And finally, you have the Clugston case. In that one, Carney gave
immunity to a man named Jessie Ziegenhagen in the 1981 murder case of
Bryce Waldman. Ziegenhagen testified against Clugston, who was
convicted and sent to prison, where he said he was raped and contracted
HIV.
In 1994, information came to light that Ziegenhagen may have actually
committed the crime. Ziegenhagen was already dead, a murder victim
himself, so there was no new trial. Then-Gov. Lawton Chiles granted
clemency to Clugston.
Clugston went to trial not once but three times, with Carney overseeing
the first two that ended with hung juries. Carney didn't preside over
the third in which Clugston was convicted. Carney was prosecutor at
trial for Caravella but not Smith. The trial prosecutor for Frank Lee
Smith was William Dimitrouleas, who told the jury in closing arguments
that the Smith trial was a "fair American trial." Dimitrouleas is now a
veteran federal judge.
Hopefully Caravella will escape Frank Lee Smith's fate -- death in
prison -- and will soon see freedom. For any hope of that, he can thank
Broward County Chief Public Defender Diane Cuddihy, who fought hard for
the DNA tests.
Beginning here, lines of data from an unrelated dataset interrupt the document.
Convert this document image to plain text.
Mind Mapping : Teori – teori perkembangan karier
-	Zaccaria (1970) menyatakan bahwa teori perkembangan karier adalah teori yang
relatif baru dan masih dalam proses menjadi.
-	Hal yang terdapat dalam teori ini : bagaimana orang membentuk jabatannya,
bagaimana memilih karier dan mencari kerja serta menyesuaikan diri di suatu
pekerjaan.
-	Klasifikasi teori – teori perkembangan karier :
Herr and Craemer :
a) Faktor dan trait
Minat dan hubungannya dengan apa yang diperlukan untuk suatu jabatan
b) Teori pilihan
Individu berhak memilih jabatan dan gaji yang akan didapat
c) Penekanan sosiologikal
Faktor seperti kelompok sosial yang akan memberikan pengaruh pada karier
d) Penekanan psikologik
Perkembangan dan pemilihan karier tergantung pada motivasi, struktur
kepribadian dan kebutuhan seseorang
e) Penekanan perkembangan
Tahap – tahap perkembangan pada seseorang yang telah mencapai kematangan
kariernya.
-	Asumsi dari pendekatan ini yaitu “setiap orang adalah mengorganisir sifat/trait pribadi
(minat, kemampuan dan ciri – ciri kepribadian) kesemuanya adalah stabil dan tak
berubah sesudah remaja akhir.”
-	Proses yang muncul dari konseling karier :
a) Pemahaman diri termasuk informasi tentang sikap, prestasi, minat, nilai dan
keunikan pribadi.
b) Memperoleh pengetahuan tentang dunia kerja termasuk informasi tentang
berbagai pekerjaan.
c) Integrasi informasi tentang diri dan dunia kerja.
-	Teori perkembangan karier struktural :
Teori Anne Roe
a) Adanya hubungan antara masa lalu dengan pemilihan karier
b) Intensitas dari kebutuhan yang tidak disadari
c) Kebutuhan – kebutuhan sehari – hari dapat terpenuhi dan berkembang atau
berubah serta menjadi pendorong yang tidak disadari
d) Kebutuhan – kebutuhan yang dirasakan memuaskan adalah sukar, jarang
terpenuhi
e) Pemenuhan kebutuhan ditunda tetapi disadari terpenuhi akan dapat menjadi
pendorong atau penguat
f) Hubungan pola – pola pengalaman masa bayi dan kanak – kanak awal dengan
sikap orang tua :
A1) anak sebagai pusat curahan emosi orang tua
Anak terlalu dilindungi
Sun-Sentinel reporter Paula McMahon gives her newspaper
some of the credit too by pointing out that the Sentinel referred
Caravella's brother to the Public Defender's Office back in 2001.
Actually, McMahan and former Sentinel reporter Ardy Friedberg both did
fine work reporting on those cases. Everyone involved deserves to be
commended.
Carney, though, might want to start following Finkelstein's advice
right about now.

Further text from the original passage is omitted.